In the end we did a honeymoon registry through honeyfund. At first a lot of people did not seem to like the idea but i think it really is how you go about it.
We arranged ours to where they are all actually gifts – not what we were doing anyway.
For example: we were going to camp in Milford Sound (something we can afford) someone however bought us the honeymoon suite cabin (something we could never afford) – so now we are upgraded to that. So they are real presents. We also researched a ton of restaraunts and different things to do so there was a huge price range and variety of options.
We also wrote ours out like a story. Describing all the different things they could add to our honeymoon and adding personal touches all through out.
We got a ton of positive feedback on that. People saying how much fun they had reading it and seeing all the different things we were wanting to do. In the end even my Grandma who was completly against it thought it was fun.
Edit to add: We also registered at Bed Bath and Beyond just so no one would feel forced into the honeyfund situation =) So people still had the traditional option. We just didnt register for much there
Also – there is an option to send someone a check on these so the couple does recieve 100% and honeyfund does not take a percentage but if people choose to use paypal then you lose the typical 3% that paypal charges. (side note – the $35 to upgrade to the all out honeyfund with no adds was totally worth it)
Post # 13
we have been using one and it’s working great. i actually disagree about doing it in a ‘fund’ style…the feedback we’ve gotten is that people like getting to pick out and contribute towards specific parts of the trip. i think the key is watching your price points (as with any registry), but the good thing about honeymoon registris that you can totally customize them to your needs, and for excursions, meals, hotel, etc that have a higher price point, you basically just break up the gift ‘group gift’ style by doing a lower price point and request more units. as for the older generation thing, that hasn’t been an issue for us. in fact, lots of them are jealous they didn’t get to use something like this when they got married! at the end of the day, if someone wants to write you a check, they will, but for people who like registries, and since it’s not so nice to just ask for money, this is a great way to let them be part of planning the trip. the site we’re using is http://www.depositagift.com awesome customer service and really easy to set up (use the rapid registries, then you get a list pre-set-up for you!).
Post # 14
We’re spending part of our honeymoon at Sandals and we have a honeymoon registry there. They don’t take any percentage of the gifts. You can register for a really wide variety of monetary contributions (I think $25-$200) or you can register for other things like a candlelit dinner on the beach, an island excursion, spa services, etc. We’ve also registered at Crate & Barrel and Macy’s. The 3 are listed on our wedding website, so there’s plenty of variety. If any of guests see Sandals and aren’t interested, they can go to the other two, or they can choose to gift us with cash.

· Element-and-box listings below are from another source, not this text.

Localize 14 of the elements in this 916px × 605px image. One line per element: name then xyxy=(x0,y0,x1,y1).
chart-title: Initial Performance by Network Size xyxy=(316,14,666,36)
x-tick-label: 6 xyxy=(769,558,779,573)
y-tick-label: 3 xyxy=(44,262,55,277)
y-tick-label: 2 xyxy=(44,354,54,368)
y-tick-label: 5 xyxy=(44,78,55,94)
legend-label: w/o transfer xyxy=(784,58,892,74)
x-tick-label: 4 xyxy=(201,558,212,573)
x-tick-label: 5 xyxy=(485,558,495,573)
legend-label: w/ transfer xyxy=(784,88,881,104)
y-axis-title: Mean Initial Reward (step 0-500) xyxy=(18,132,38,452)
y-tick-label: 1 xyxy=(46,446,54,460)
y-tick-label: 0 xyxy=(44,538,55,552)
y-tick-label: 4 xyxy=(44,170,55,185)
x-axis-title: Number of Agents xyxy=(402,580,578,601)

For us, it just made the most sense. Almost everything we registered for is an upgrade of what we already have. Honestly, I’d rather have cash or honeymoon contributions, but you can’t exactly put “Cash Please” under registry info, lol.
Post # 15
I’m not at all a fan of honeymoon registries.
Post # 16
I just attended a wedding- two people who already lived together and had an established household.
At first I thought the HR was kind of odd- not because it was money-grabby, but because it was so itemized that I thought it gave too much detail into the plans the couple had for their honeymoon, lol!
I also wondered about the logistics of the gifts, until another friend clued me in that the couple just gets a big pile of cash- not an actual golf lesson for two, or sunset dinner on the beach, etc. Then I was weirded out again.
At the end of the day, I found it really convenient because I just paid online through the registry website- at the end of the day, that outweighed any etiquette issues I might’ve had.
I guess what I’m getting at is this: Do what makes you happy! People will talk either way, but they won’t lose nights and nights of sleep over your honeymoon registry, trust me!